Bapak yang baik meneleponku ingin mengetahui apakah aku membaca stensilan atau berjudi atau mempreteli uang ibu bapak kita takpeduli bangkrut nantinya. Lalu ia katakan upacara pengibaran bendera takboleh disiasiakan. Kita isi dengan percintaan paling mesra dengan tiang bendera, teks pembukaan undangundang, atau nyanyi kebangsaan yang sudah lama tidak kita simak secara tamak. Mendapat apa untuk menyerang, menghajar, sekaligus belajar, bergiat, sedangkan kami kehabisan dongeng, oleh lantaran dicuri banci dekat taman sebelah sekolah pembunuh lelah. Diantara tukang nasi goreng dan pecel lele para banci menegur saya untuk selalu beribadat, bersembahyang semampunya, takada transaksi dan mereka mengaku pejuang.
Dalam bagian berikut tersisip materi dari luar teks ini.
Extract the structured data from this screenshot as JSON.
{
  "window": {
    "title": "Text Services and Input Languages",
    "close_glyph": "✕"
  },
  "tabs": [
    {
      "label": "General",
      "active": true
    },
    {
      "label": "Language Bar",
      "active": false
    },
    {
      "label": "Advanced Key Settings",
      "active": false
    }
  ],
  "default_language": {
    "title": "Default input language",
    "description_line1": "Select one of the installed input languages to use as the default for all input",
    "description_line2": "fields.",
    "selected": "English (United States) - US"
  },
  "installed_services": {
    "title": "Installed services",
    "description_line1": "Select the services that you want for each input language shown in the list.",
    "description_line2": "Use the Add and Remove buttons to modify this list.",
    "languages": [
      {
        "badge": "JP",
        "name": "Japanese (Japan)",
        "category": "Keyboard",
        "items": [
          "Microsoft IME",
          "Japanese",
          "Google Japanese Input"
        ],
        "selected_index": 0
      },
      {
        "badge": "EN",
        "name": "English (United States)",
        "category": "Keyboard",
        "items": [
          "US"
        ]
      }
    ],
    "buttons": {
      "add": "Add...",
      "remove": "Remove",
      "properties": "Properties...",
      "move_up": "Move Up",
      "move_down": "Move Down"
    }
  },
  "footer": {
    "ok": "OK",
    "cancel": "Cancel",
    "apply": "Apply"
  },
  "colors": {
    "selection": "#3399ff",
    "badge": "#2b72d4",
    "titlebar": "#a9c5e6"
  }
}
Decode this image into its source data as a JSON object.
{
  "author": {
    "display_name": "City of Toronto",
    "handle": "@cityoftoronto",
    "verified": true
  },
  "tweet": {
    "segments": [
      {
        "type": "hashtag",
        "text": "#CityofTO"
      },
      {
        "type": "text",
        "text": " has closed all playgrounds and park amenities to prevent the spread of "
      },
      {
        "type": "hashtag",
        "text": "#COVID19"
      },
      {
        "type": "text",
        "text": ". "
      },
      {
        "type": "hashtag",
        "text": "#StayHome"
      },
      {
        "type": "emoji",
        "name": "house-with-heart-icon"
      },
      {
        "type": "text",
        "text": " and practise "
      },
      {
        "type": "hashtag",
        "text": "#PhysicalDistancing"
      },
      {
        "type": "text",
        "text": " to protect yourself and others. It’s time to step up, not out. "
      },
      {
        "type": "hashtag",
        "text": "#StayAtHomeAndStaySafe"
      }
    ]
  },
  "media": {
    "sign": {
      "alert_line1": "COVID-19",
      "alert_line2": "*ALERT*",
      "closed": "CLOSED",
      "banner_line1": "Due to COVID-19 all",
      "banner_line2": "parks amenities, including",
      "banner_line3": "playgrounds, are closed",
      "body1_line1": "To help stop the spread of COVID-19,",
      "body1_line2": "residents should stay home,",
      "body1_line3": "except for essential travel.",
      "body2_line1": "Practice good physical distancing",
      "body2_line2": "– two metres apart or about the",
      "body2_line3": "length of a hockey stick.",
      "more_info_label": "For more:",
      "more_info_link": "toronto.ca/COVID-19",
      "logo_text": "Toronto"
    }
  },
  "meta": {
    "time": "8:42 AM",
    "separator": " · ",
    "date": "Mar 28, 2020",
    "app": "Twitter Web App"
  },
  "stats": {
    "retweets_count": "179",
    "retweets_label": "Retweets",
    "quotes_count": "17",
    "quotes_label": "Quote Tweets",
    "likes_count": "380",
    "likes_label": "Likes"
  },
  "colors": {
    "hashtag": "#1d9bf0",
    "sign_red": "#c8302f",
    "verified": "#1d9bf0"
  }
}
Wah, janganjangan ini selembar dongeng yang takcengeng. Malam tak berjaket, janji ketemu teman terabaikan. Siapa lagi yang akan berguna lalu bangunkan lelap tidur kami, seabrek mimpi makin jelek saja, jauh dari apa yang disebut pembaharuan. Kamu akan makan apa, takada yang bisa dimakan. Lebih baik kita samasama lahap dongeng pahlawan di hari yang lebih merdeka. Biar kami jadi merendah, indah dan lepaslah gundah. Dongeng apa yang bagus, yang pantas saya ceritakan pada adikadik yang berusaha manis. Seteguk air dan wafer hanya cukup menutupi beberapa lubang gigi geraham. Sang kancil malah jadi bodoh, taksecerdik dulu, Bawang putih justru kian sexy saja, sedang bawang merah takterberitakan lagi rimbanya. Puteri salju jadi takkemayu, entah apa pasalnya. Lalu sinderella makin takrela dibawah ketiak sang pangeran, membangkang kini ia.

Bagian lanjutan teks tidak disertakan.